Monday, August 24, 2015

When Temporary Permanently Expires

As I was preparing to uproot myself and move away, I realized how much the act of moving brings time and its temporary-ness to the forefront of life. Suddenly, weeks are fleeing and leaving behind only days, and eventually the days hand out numbered minutes until none remain and it becomes “time.”

Perhaps this is life, though- a series of moments that are innately temporary but which we are so keenly deluded by their perceived permanence and longevity.

As much as I know that something is temporary, I always still grant it permission to carve out a permanent space in my mind and my heart. It deeply roots itself in my memory and becomes tangled in the roads and highways of my emotions.

I think back to an event which I always knew would be temporary- graduate school at UIC.
I knew that when I began UIC it was a temporary two years. I was on borrowed time and residing in rented spaces. But nonetheless, it became my home. It carved its nooks and settled inside of me so comfortably that attempting to resist it would have been criminal.

There were people there, and places there, and small, tucked-away spaces there…oh, Dr. Suess and the places you’ll go! I considered these things- these people and places and small, tucked-away spaces- mine; I owned them. The Damen and Schiller bus stop was my stop. Locker 152 at the West Campus Gym was my locker. The seat in the front row, slightly to the left in SPH 132 was my seat. In reality, these were shared spaces; others’ ownership overlapped with mine. Someone else is currently waiting at the Damen and Schiller bus stop, enjoying the view of the park and the smell of Stan’s Donuts. Another is using locker 152, playing a combined game of Tetris and Jenga, manipulating and balancing a pair of gym shoes, a lunch, and a school bag inside of a tiny locker. The left-center seat in SPH 132 knows countless notes, naps, and worried frowns of those who have sat there.  So these places may not be mine, but my memory of them is.

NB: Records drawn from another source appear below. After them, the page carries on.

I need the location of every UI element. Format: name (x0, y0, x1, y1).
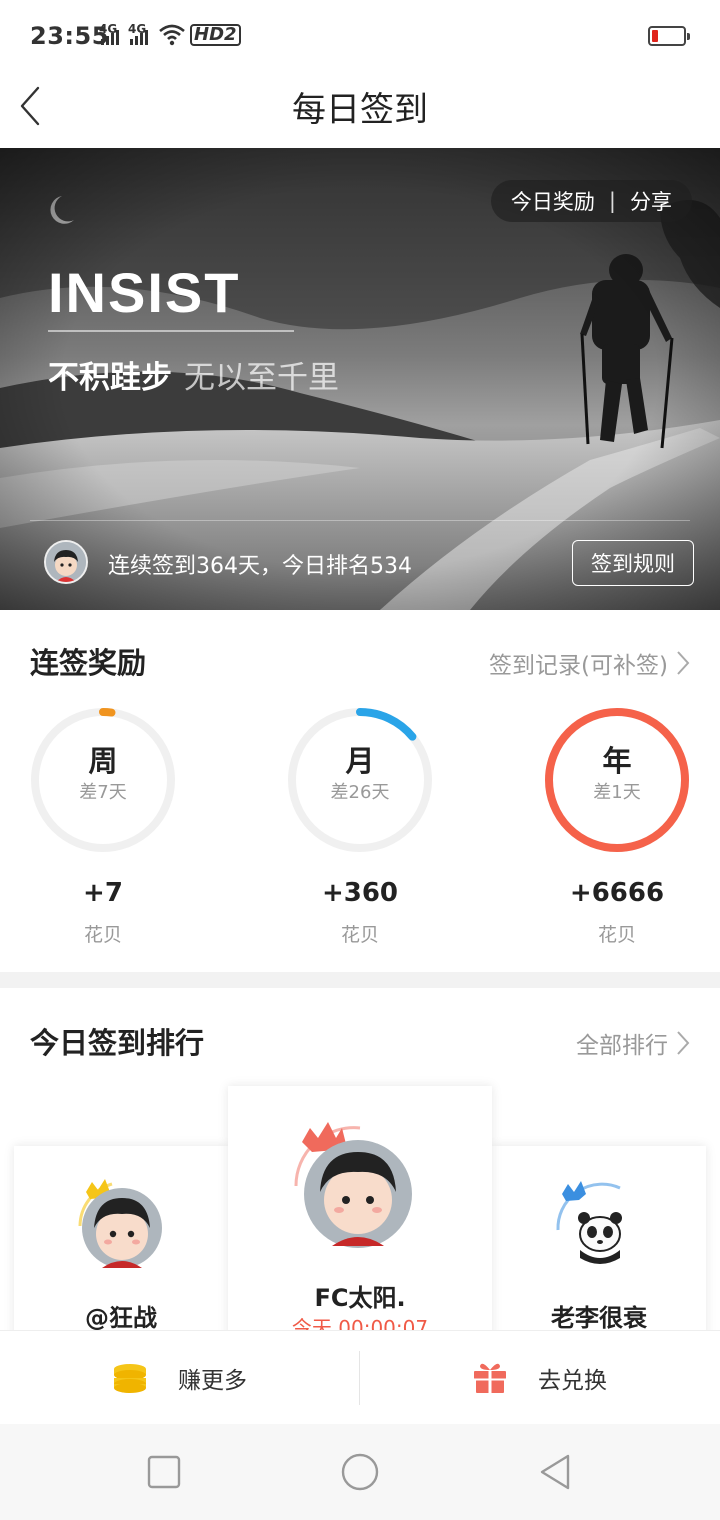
battery-level (652, 30, 658, 42)
today-reward-link[interactable]: 今日奖励 (511, 186, 595, 216)
ranking-card-third[interactable]: 老李很衰 (492, 1146, 706, 1330)
ranking-title: 今日签到排行 (30, 1026, 205, 1060)
earn-more-button[interactable]: 赚更多 (112, 1331, 247, 1425)
section-gap (0, 972, 720, 988)
circle-icon[interactable] (340, 1452, 380, 1492)
ring-label-week: 周 (88, 744, 118, 778)
earn-more-label: 赚更多 (178, 1368, 247, 1394)
reward-unit-week: 花贝 (83, 924, 122, 946)
ranking-time-first: 今天 00:00:07 (291, 1316, 429, 1330)
hero-motto: 不积跬步 无以至千里 (48, 352, 339, 397)
ranking-card-first[interactable]: FC太阳. 今天 00:00:07 (228, 1086, 492, 1330)
ranking-card-second[interactable]: @狂战 (14, 1146, 228, 1330)
hero-banner: 今日奖励 | 分享 INSIST 不积跬步 无以至千里 连续签到364天，今日排名… (0, 148, 720, 610)
ranking-name-first: FC太阳. (314, 1284, 406, 1312)
signal-bars-2-icon (130, 30, 148, 45)
redeem-button[interactable]: 去兑换 (472, 1331, 607, 1425)
hero-divider (30, 520, 690, 521)
checkin-record-link[interactable]: 签到记录(可补签) (489, 646, 690, 680)
reward-bonus-month: +360 (321, 878, 399, 908)
reward-bonus-year: +6666 (569, 878, 665, 908)
crown-avatar-second (78, 1179, 162, 1268)
status-bar: 23:55 4G 4G HD2 (0, 0, 720, 72)
motto-soft: 无以至千里 (184, 360, 339, 396)
battery-icon (648, 26, 690, 46)
reward-unit-month: 花贝 (340, 924, 379, 946)
daily-ranking-section: 今日签到排行 全部排行 @狂战 老李很衰 FC太阳. 今天 00:00:07 (0, 988, 720, 1330)
wifi-icon (158, 22, 186, 50)
reward-ring-year[interactable]: 年 差1天 (543, 706, 691, 854)
user-avatar[interactable] (44, 540, 88, 584)
reward-ring-week[interactable]: 周 差7天 (29, 706, 177, 854)
ring-label-month: 月 (345, 744, 375, 778)
headline-underline (48, 330, 294, 332)
chevron-right-icon (677, 651, 690, 675)
motto-bold: 不积跬步 (48, 360, 172, 396)
reward-ring-month[interactable]: 月 差26天 (286, 706, 434, 854)
page-title: 每日签到 (292, 90, 428, 130)
ring-remaining-week: 差7天 (79, 782, 127, 803)
all-ranking-label: 全部排行 (576, 1033, 668, 1059)
ring-label-year: 年 (602, 744, 632, 778)
hero-headline: INSIST (48, 261, 241, 324)
rewards-title: 连签奖励 (30, 646, 147, 680)
gift-icon (474, 1363, 506, 1393)
chevron-right-icon (677, 1031, 690, 1055)
ranking-name-third: 老李很衰 (551, 1304, 647, 1330)
coins-icon (114, 1364, 146, 1393)
actions-divider (359, 1351, 360, 1405)
signal-bars-1-icon (101, 30, 119, 45)
redeem-label: 去兑换 (538, 1368, 607, 1394)
streak-summary: 连续签到364天，今日排名534 (108, 554, 412, 579)
crown-avatar-third (556, 1181, 636, 1266)
reward-bonus-week: +7 (83, 878, 123, 908)
share-link[interactable]: 分享 (630, 186, 672, 216)
ring-remaining-year: 差1天 (593, 782, 641, 803)
reward-unit-year: 花贝 (597, 924, 636, 946)
checkin-rules-button[interactable]: 签到规则 (572, 540, 694, 586)
square-icon[interactable] (144, 1452, 184, 1492)
all-ranking-link[interactable]: 全部排行 (576, 1026, 690, 1060)
hero-actions-pill: 今日奖励 | 分享 (490, 180, 692, 222)
crown-avatar-first (294, 1122, 412, 1248)
ranking-name-second: @狂战 (85, 1304, 157, 1330)
streak-rewards-section: 连签奖励 签到记录(可补签) 周 差7天 +7 花贝 月 差26天 +360 花… (0, 610, 720, 972)
checkin-record-label: 签到记录(可补签) (489, 653, 668, 679)
pill-separator: | (608, 189, 616, 213)
nav-bar: 每日签到 (0, 72, 720, 148)
hd-voice-icon: HD2 (190, 24, 241, 46)
status-time: 23:55 (30, 22, 109, 50)
ring-remaining-month: 差26天 (330, 782, 390, 803)
triangle-back-icon[interactable] (536, 1452, 576, 1492)
bottom-actions: 赚更多 去兑换 (0, 1330, 720, 1424)
system-navigation-bar (0, 1424, 720, 1520)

Maybe- just maybe- there’s a small, little piece that is mine. Maybe it’s just in my mind, maybe just in my heart, but most likely in both. It was mine for those ten minutes every morning, for the hour and a half every other weekday, and for the 50 minutes every Tuesday and Thursday afternoon. I will probably never return to the stop, refill the locker, or settle into that desk again. Others will leave too, their temporary time permanently expired. Those places, though? They are what remains and so will the ownership in our head and our hearts. And that’s life- our time is temporary, but our ownership of the memories- the people and the places, the sometimes small, tucked away spaces- those are permanent.


And so it became “time” on a rainy July morning. My permanent home slipped between my fingers allowing space and open hands for a new residence- Houston. In that time, Texas has passed out its days to me, a number of nights, and some ticked away minutes. I am aware, just as I was at UIC, that parts here are temporary, but for now I’m making the wise mistake of letting them settle in my bones as if they are everlasting. That is, afterall, the beauty of the temporary- it is we who control its permanence.